The editors of the Echo and Daily Post have said: “Had he told us about it in his initial statement it would have been in our story.
“Indeed, we still await and would welcome evidence that this second document exists, given that nobody from the council has been in a position to confirm it to us.”
Francis Ingham, PRCA chief executive, told The Drum: “Banning press officers from speaking with the press is an act of pique which the Council leadership will regret and inevitably reverse. Having press officers who can't speak with the press is like having teachers who are banned from teaching -utterly absurd
“Having been a Councillor myself, I can easily imagine the member discussion which resulted in this nonsense. They'll think they're 'punishing' the media, and that the press need them more than they need the press. That's clearly a terrible mistake
“Were I running the Comms team, I’d implement the directive to the letter -and wait for the inevitable whinge about why the council isn't getting its message across. They won't have to wait long.”
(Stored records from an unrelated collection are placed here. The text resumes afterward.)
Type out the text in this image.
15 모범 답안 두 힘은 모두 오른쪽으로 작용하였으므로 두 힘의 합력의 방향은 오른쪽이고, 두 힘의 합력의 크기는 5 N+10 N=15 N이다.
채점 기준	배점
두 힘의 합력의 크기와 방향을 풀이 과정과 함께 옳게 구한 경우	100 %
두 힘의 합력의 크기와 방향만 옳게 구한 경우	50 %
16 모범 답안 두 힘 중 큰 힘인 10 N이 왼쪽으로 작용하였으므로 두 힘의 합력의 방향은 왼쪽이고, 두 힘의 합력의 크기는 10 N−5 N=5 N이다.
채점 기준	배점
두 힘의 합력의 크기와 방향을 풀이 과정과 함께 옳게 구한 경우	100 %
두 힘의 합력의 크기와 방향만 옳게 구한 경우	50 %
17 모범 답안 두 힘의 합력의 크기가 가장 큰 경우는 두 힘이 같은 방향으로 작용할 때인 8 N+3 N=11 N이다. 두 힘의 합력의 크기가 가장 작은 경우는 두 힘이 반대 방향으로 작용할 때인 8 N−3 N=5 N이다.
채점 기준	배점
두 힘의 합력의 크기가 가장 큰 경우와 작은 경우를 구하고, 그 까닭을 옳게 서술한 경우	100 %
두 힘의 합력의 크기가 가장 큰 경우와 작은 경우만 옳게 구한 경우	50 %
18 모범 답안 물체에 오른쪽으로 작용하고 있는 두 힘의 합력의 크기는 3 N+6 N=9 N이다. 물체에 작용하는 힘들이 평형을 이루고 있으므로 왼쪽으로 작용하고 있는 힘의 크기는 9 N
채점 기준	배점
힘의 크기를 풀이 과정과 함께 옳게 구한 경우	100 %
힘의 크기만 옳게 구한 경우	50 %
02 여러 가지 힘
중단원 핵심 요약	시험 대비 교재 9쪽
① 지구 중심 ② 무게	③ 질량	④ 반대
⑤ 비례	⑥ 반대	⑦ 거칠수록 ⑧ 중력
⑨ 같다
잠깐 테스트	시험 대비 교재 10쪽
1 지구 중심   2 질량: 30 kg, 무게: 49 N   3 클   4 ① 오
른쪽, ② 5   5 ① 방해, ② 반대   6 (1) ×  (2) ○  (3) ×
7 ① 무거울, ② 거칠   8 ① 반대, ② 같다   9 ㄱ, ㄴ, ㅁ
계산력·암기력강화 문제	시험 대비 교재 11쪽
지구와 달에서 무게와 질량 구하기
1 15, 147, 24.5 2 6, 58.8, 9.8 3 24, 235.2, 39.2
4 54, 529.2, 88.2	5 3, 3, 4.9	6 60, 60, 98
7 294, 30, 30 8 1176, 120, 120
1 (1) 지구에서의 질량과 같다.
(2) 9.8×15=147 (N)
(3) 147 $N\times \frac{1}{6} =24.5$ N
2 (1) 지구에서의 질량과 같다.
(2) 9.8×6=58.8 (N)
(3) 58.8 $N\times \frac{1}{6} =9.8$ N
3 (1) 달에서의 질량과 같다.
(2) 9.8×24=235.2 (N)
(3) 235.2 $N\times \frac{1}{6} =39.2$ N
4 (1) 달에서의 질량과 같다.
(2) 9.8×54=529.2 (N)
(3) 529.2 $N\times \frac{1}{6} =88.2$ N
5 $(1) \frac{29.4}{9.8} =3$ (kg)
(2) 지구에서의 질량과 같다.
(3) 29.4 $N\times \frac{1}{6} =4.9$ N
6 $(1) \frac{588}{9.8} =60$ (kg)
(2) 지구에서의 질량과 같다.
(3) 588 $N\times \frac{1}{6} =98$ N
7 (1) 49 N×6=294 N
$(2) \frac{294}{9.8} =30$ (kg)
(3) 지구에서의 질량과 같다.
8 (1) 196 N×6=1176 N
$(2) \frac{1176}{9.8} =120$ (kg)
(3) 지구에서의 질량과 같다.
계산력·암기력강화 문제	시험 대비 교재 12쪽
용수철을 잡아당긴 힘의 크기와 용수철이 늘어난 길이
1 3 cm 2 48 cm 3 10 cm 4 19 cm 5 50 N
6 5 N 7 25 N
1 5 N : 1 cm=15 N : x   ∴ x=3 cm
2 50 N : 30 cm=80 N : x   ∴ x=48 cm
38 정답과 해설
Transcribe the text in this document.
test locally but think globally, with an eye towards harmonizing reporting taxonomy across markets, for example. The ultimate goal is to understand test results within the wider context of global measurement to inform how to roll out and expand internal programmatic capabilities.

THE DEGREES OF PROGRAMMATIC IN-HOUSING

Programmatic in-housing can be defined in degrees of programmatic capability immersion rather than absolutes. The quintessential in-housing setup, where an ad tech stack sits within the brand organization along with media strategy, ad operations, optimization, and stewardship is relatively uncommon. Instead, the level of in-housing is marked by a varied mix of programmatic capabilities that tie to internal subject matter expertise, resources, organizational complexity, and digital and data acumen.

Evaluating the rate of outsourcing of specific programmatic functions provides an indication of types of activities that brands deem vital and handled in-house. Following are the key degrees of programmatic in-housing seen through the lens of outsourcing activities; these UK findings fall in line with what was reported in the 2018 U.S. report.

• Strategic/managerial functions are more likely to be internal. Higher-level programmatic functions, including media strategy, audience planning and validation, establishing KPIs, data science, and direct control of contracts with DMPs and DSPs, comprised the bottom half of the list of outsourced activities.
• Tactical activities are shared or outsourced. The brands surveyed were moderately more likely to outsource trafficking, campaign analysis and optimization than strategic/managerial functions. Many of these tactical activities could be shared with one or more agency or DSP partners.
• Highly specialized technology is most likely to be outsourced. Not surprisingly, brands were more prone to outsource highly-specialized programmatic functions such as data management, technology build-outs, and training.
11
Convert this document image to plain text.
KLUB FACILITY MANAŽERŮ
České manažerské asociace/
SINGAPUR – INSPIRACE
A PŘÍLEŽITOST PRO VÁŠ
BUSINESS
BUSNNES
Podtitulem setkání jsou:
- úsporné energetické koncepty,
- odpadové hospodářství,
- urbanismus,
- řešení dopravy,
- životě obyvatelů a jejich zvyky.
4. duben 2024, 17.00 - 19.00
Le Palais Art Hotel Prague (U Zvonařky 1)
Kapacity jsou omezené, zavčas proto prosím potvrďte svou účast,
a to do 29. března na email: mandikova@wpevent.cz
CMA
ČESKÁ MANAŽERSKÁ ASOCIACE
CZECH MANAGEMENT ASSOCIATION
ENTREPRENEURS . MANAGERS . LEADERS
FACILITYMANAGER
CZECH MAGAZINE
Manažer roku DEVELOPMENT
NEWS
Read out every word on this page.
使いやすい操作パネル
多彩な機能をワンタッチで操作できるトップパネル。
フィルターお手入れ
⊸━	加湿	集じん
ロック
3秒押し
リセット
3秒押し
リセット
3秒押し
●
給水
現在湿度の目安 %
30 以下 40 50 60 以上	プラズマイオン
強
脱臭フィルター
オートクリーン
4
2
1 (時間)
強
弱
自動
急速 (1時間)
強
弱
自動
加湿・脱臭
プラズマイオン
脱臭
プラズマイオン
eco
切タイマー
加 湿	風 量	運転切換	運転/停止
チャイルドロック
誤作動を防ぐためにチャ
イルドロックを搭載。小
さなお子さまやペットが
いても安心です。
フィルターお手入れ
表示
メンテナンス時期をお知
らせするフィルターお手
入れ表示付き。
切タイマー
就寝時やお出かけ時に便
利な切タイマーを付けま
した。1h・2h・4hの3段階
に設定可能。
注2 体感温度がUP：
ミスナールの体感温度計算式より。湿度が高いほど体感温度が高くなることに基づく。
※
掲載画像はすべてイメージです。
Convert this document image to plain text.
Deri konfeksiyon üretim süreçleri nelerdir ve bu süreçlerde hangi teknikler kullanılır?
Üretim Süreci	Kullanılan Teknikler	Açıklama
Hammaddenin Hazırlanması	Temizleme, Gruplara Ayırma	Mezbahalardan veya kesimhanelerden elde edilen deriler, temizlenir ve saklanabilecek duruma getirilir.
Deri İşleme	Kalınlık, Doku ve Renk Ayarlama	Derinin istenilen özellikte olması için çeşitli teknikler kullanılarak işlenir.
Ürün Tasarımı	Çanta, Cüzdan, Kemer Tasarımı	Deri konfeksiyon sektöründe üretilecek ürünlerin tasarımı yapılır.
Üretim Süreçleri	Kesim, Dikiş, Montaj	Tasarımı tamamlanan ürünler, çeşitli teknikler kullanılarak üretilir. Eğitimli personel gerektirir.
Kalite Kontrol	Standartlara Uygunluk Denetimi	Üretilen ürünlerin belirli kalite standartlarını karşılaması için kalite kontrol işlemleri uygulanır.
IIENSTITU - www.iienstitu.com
Erin Portsmouth, chair of CIPR North West, said: “If this report is true, then it is of real concern.
“The CIPR supports the right of journalists to run stories about public appointments and how public money is being spent, as long as this is being done in a fair, balanced and professional way.
“It’s a very difficult issue for the press officers dealing with this situation on the frontline, as this is damaging to the relationships they may have built up with the journalists working for those newspapers.
“Ideally they need to try and fight for the authority to continue providing a professional media service. It’s important that they and their official spokespeople maintain dialogue with the media at all times to ensure that the story is conveyed accurately.
“Otherwise an already difficult situation could be made even worse.”